BMW’nin yolunu değiştirdiğinin ikinci büyük göstergesi 7 Serisi’nin sürüş özellikleri. Geçtiğimiz nesilde BMW büyük bir gururla aktif yönlendirmeli arka aksın 7 Serisi’nde kullanılacağını duyurmuştu. Ne yazık ki bu lüks sedan kullanıcılarının umurunda olmadı. Bugünse 7 Serisi sınıfın hakimi Mercedes S Serisi’nin yolunu takip ediyor. Süspansiyon sistemi Comfort+ modunda kabul edilmesi güç bir konfor ve bulutlar üzerinde seyahat deneyimi sunuyor. Bu halde 7 Serisi iç mekanındayken kendinizi kötü yol zemini yoktur beceriksiz süspansiyon sistemi vardır diye düşünürken buluyorsunuz. Ne yazık ki bu modda 7 Serisi’nin ağır gövdesi çok fazla yana yatıyor ve salınıyor. Bu da hızlı virajlarda terletici oluyor. Bu noktada devreye adaptif şasi sisteminin yeni modu giriyor. Eğer şasi seçimini Adaptive’de bırakırsanız 7 Serisi sizin kullanımınıza ayak uyduruyor ve 5 Serisi’nin ataklığına yaklaşamasa da kütlesinden beklenmeyecek kadar canlı bir sürüş sunmaya başlıyor.
7- Fiyatı nasıl?
Yüksek, hatta muhtemelen tahmin ettiğinizden çok daha yüksek.
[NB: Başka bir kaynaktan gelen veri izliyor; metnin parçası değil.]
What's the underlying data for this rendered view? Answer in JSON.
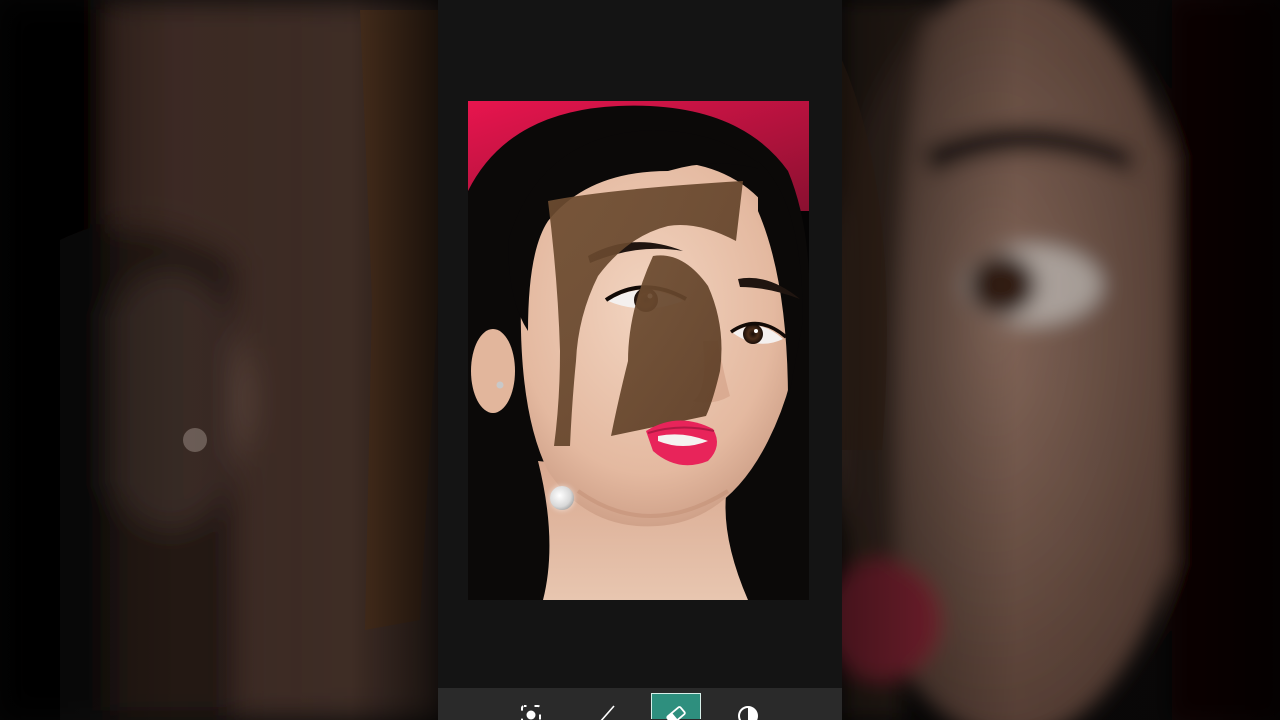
{
  "app": {
    "tools": [
      {
        "id": "select",
        "icon": "focus-select-icon",
        "active": false
      },
      {
        "id": "brush",
        "icon": "brush-icon",
        "active": false
      },
      {
        "id": "eraser",
        "icon": "eraser-icon",
        "active": true
      },
      {
        "id": "blend",
        "icon": "blend-mode-icon",
        "active": false
      }
    ]
  },
  "colors": {
    "accent": "#2e8f7e",
    "frame": "#141414",
    "toolbar": "#2a2a2a",
    "photo_background": "#e8154e",
    "overlay_brown": "#6b4a2e"
  }
}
Fakat 700 bin TL’den daha düşük fiyatlı rakibi olmamasından hareketle ve yüksek müsaadenizle 730i ve 730Li’nin fiyatlarının kelepir olduğunu iddia edeceğiz.
BMW 7 Serisi fiyat listesi için tıklayın.
8- Sonuç
BMW ilk defa S Serisi’ne gerçekten rakip olabilecek bir 7 Serisi üretmiş. Muhtemelen kimi kemikleşmiş müşteriler yıldızın havasından vazgeçmeyecektir ama fiyat avantajı ve başarılı özellikleriyle 7 Serisi ilginç bir sürpriz yapabilir.